The lines show the evolution of the learned value of three different flavours with orthogonalized intrinsic sweetness and nutritive values. The red flavour is not sweet but is highly nutritious—and so lacks shaping (as in Fig 1). The green flavour is very sweet (with a shaping function reflecting this) but is not nutritious. The blue flavour is somewhat sweet and somewhat nutritious and is also associated with a perfect shaping function (as in Fig 2). Here, transitions are deterministic and α = 0.4.

https://doi.org/10.1371/journal.pbio.3001476.g004

Fig 4 shows the course of learning of the value that is assigned to each of the three flavours over the course of exposures. To our knowledge, this particular experiment has not been performed, so these quantities could be seen as predictions of relative preference in an appropriate test of choice. The purely nutritive, nonsweet flavour (red) only gains value slowly but ultimately reaches a high asymptote. Learning is delayed without the benefit of shaping. The purely sweet, nonnutritive flavour (green) becomes attractive very rapidly, because it outwits the shaping mechanism. However, ultimately, the nutritive value dominates, and so its ultimate value reduces to 0. Finally, the conventional, modestly appetitive flavour (blue) shows the fast time course of learning evident also in the previous section, since the shaping function is correct—with “liking” and “wanting” being aligned.

Discussion

In this essay, we provided an RL view of “liking” and “wanting,” which uses the construct of potential-based shaping [26] as a basis for a hedonic signal inspired by a sensory object. This steers an RL rule such as TD learning when veridical information about the long-run worth of that object may arise only slowly. It does so by providing standard RL methods of learning the relationship between conditioned stimuli (e.g., the sensory qualities of the food) and the digestive equivalent of unconditioned stimuli (the true worth) with a substantial head start.

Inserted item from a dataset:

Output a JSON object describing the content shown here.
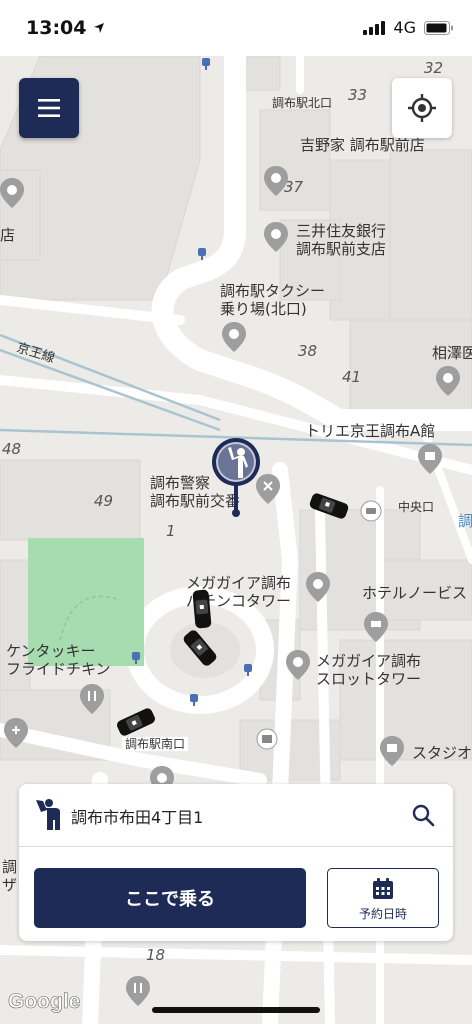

We illustrated this argument using modern conceptions of flavour–nutrient conditioning, because some of the most extensive data and discussions on the distinction between “liking” and “wanting” have arisen in this domain. Here, “liking” provides a preliminary assessment of the long-run worth of a morsel of food or a drop of liquid. The latter is ultimately reported by postoral evaluation mechanisms feeding into the dopamine system and is the substrate for establishing the motivational impact or “wanting” for those foodstuffs. Our simulation was extremely simplified—e.g., with deterministic timing between “liking” and “wanting” signals that do not capture anything of the complexities of gastric dynamics and gastric emptying or the like. With more elaborate experimental paradigms, it will be possible to constrain more faithful models and use causal manipulations to test them.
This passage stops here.